Second-class residents

See also: path to citizenship, guest worker programs, territorialism, and local inequality aversion.

One of the keyhole solutions that have been offered for the many claimed harms of immigration is the use and expansion of guest worker programs. Many people have objected to guest worker programs on the grounds that such programs create “second class residents” (often called “second class citizens” though that term is somewhat inaccurate since guest workers are not granted citizenship). The crux of this objection is that there is something fundamentally wrong about different people in the same geographic region having different bundles of privileges, specifically that some people can vote and others can’t, or that some people have access to various aspects of the welfare state and others don’t.

One of the motivations behind the second-class residents objection might be local inequality aversion.

Interestingly, the “second-class residents” objection is raised by people on both ends of the open borders debate. It is also argued against by people on both ends of the open border debate.

  • Restrictionists making the second-class residents argument: Some restrictionists view immigration as an “all-or-none” deal — either a person immigrates with full political privileges and welfare state access rights, or the person doesn’t immigrate at all. This, combined with their views of the various harms associated with immigration, leads them to a “low-immigration, pro-immigrant” stance such as that of the Center for Immigration Studies.
  • Open borders advocates making the second-class residents argument: Some open borders advocates wish to see the border open and believe that compromise regarding the political privileges and welfare state access benefits of immigrants is not acceptable. So, they support open borders and reject guest worker programs.
  • Restrictionists who reject the second-class residents argument: Many restrictionists are open to considering guest worker programs if these substitute away from existing immigration, but are not keen to expand such programs to increase the overall quantity of immigration. Such restrictionists usually think that the evils of immigration with full political privileges are greater than the possible evil or injustice of the “second-class residents” dynamic created by guest worker programs.
  • Open borders advocates who reject the second-class residents argument: These are typically people who are pushing for changes to the status quo and are willing to make compromises in the rights of immigrants to enable larger quantities of immigration. Many of these open borders advocates also hail from a libertarian tradition that treats voting privileges and welfare state access rights as instrumentally useful rather than fundamental/inalienable rights, so they don’t see it as a massive injustice if a system gives people an option to voluntarily forego some political privileges or welfare state benefits in exchange for migrating to the destination of their choice.
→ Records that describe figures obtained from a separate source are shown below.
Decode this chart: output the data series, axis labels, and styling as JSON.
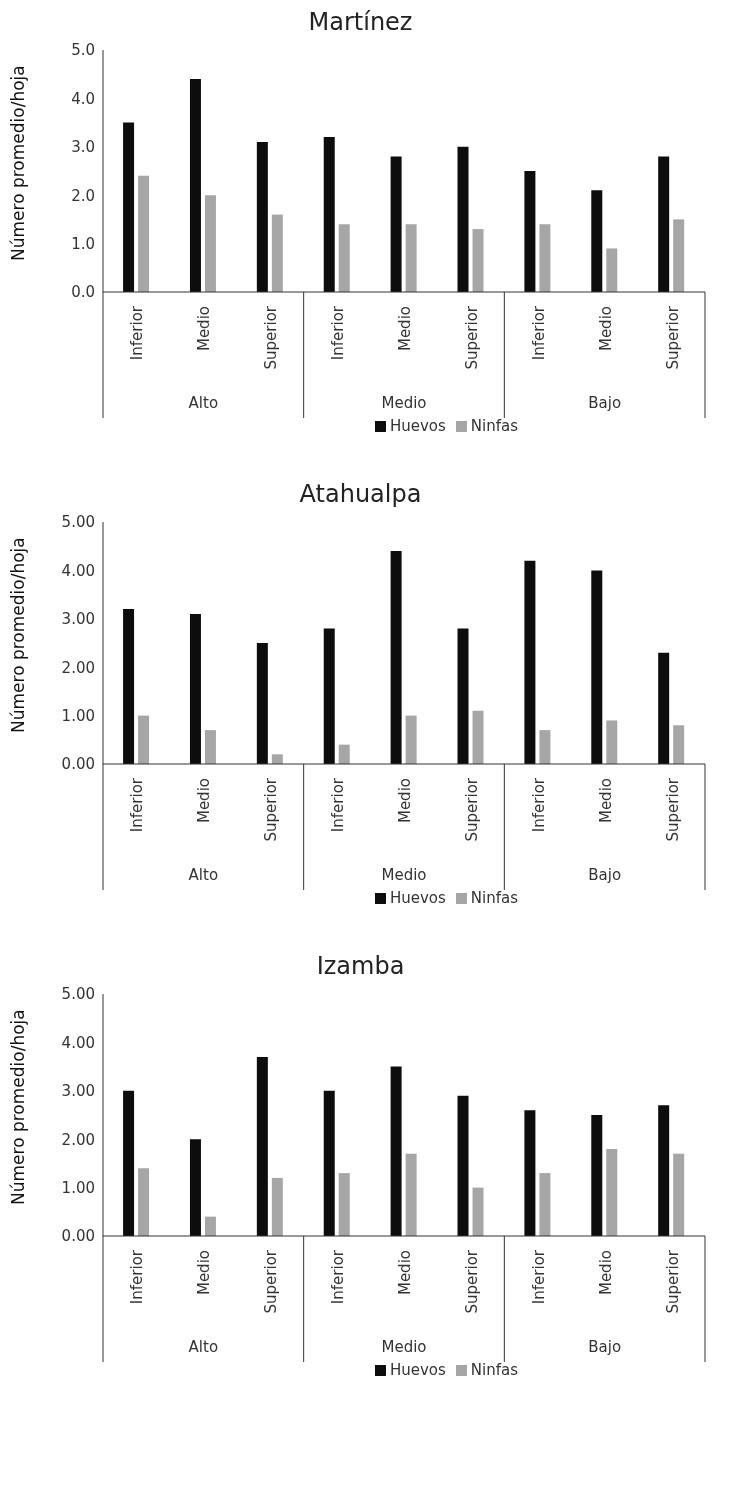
{
  "chart_data": [
    {
      "type": "bar",
      "title": "Martínez",
      "ylabel": "Número promedio/hoja",
      "categories": [
        "Inferior",
        "Medio",
        "Superior",
        "Inferior",
        "Medio",
        "Superior",
        "Inferior",
        "Medio",
        "Superior"
      ],
      "annotations": [
        "Alto",
        "Medio",
        "Bajo"
      ],
      "series": [
        {
          "name": "Huevos",
          "color": "#0d0d0d",
          "values": [
            3.5,
            4.4,
            3.1,
            3.2,
            2.8,
            3.0,
            2.5,
            2.1,
            2.8
          ]
        },
        {
          "name": "Ninfas",
          "color": "#a6a6a6",
          "values": [
            2.4,
            2.0,
            1.6,
            1.4,
            1.4,
            1.3,
            1.4,
            0.9,
            1.5
          ]
        }
      ],
      "ylim": [
        0,
        5
      ],
      "yticks": [
        {
          "value": 0,
          "label": "0.0"
        },
        {
          "value": 1,
          "label": "1.0"
        },
        {
          "value": 2,
          "label": "2.0"
        },
        {
          "value": 3,
          "label": "3.0"
        },
        {
          "value": 4,
          "label": "4.0"
        },
        {
          "value": 5,
          "label": "5.0"
        }
      ],
      "grid": false,
      "legend": "bottom"
    },
    {
      "type": "bar",
      "title": "Atahualpa",
      "ylabel": "Número promedio/hoja",
      "categories": [
        "Inferior",
        "Medio",
        "Superior",
        "Inferior",
        "Medio",
        "Superior",
        "Inferior",
        "Medio",
        "Superior"
      ],
      "annotations": [
        "Alto",
        "Medio",
        "Bajo"
      ],
      "series": [
        {
          "name": "Huevos",
          "color": "#0d0d0d",
          "values": [
            3.2,
            3.1,
            2.5,
            2.8,
            4.4,
            2.8,
            4.2,
            4.0,
            2.3
          ]
        },
        {
          "name": "Ninfas",
          "color": "#a6a6a6",
          "values": [
            1.0,
            0.7,
            0.2,
            0.4,
            1.0,
            1.1,
            0.7,
            0.9,
            0.8
          ]
        }
      ],
      "ylim": [
        0,
        5
      ],
      "yticks": [
        {
          "value": 0,
          "label": "0.00"
        },
        {
          "value": 1,
          "label": "1.00"
        },
        {
          "value": 2,
          "label": "2.00"
        },
        {
          "value": 3,
          "label": "3.00"
        },
        {
          "value": 4,
          "label": "4.00"
        },
        {
          "value": 5,
          "label": "5.00"
        }
      ],
      "grid": false,
      "legend": "bottom"
    },
    {
      "type": "bar",
      "title": "Izamba",
      "ylabel": "Número promedio/hoja",
      "categories": [
        "Inferior",
        "Medio",
        "Superior",
        "Inferior",
        "Medio",
        "Superior",
        "Inferior",
        "Medio",
        "Superior"
      ],
      "annotations": [
        "Alto",
        "Medio",
        "Bajo"
      ],
      "series": [
        {
          "name": "Huevos",
          "color": "#0d0d0d",
          "values": [
            3.0,
            2.0,
            3.7,
            3.0,
            3.5,
            2.9,
            2.6,
            2.5,
            2.7
          ]
        },
        {
          "name": "Ninfas",
          "color": "#a6a6a6",
          "values": [
            1.4,
            0.4,
            1.2,
            1.3,
            1.7,
            1.0,
            1.3,
            1.8,
            1.7
          ]
        }
      ],
      "ylim": [
        0,
        5
      ],
      "yticks": [
        {
          "value": 0,
          "label": "0.00"
        },
        {
          "value": 1,
          "label": "1.00"
        },
        {
          "value": 2,
          "label": "2.00"
        },
        {
          "value": 3,
          "label": "3.00"
        },
        {
          "value": 4,
          "label": "4.00"
        },
        {
          "value": 5,
          "label": "5.00"
        }
      ],
      "grid": false,
      "legend": "bottom"
    }
  ]
}
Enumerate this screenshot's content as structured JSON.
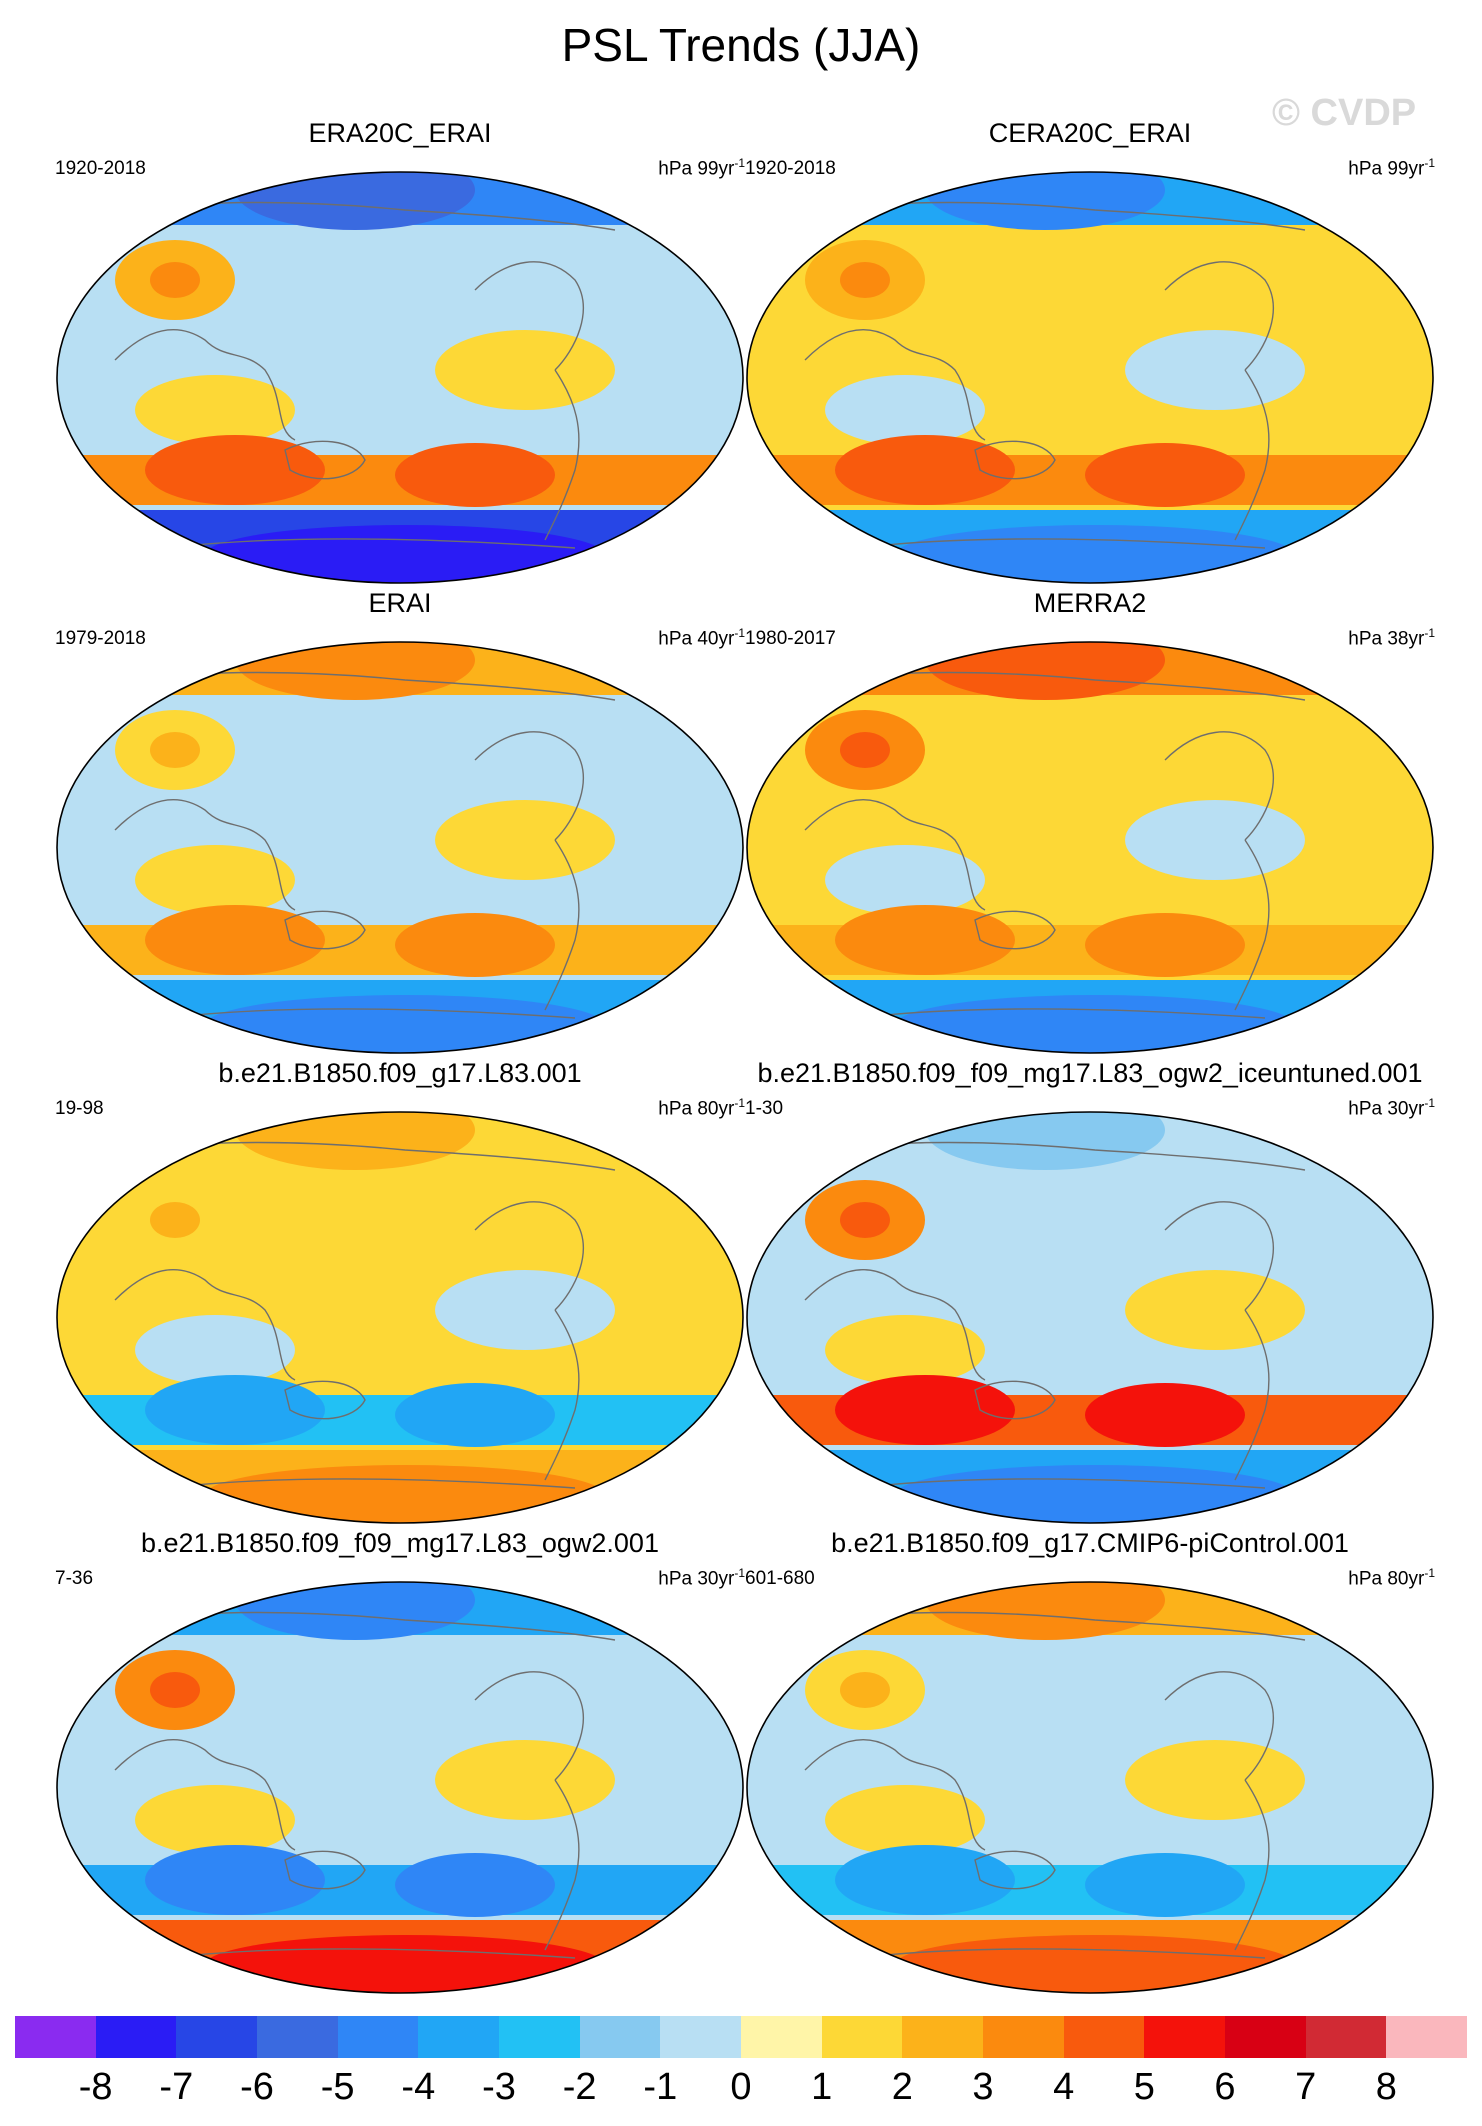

For a conceptual framework within which both the arguments for and against second-class residents can be understood, see the blog post six possible positions on a specific keyhole solution.

Below are some examples of people making the second-class residents argument.

In an ISIL interview quoted in the blog post Milton Friedman Opposed a Pareto Improvement, Milton Friedman tentatively voiced this objection (though he didn’t come to a firm conclusion either way):

Q: Instead of a green card [resident alien status], can the USA issue a blue card which does not give welfare?

A: If you could do that, that would be fine. But I don’t believe you can do that. It’s not only that it is not politically feasible, I don’t think that it is desirable to have two classes of citizens in a society. We want a free society. We want a society in which every individual is treated as an end in themselves. We don’t want a society in which some people are in there under blue conditions, others are in there under red conditions, others are in there under black conditions. We want a free society. So I don’t believe such ….

I haven’t really ever thought of that system. It’s a new question. I very rarely get a new question, but I must admit that’s a new question for me. And I haven’t really thought about it a great deal, but my initial reaction is that it’s a very undesirable proposal.

In a blog post titled Open borders and the Welfare State, Tino Sanandaji writes:

Open borders and an abolished welfare state can only be combined in a nightmare society where immigrants and their children are never allowed to vote.

For me the choice is simple, I prefer Democracy to Open Borders. If a country decides to take immigrants, they have to be included 100% with full rights, and not permanent second-class citizens.

In a response comment on another blog post, Evan writes:

I call BS on this. If you’re interested in actually helping people, letting a lot of them come here to work and not granting them citizenship and voting rights is morally superior to only letting a few of them in, but letting those few vote. The first option simply enriches more people.

Opposing “second-class citizens” is a red herring because you’re going to have second-class citizens either way. If you don’t let immigrants in they’ll still be permanent second-class citizens, the only difference is that they’ll be ultra-poor second-class citizens on the other side of the border instead of slightly poor second-class citizens on your side of the border.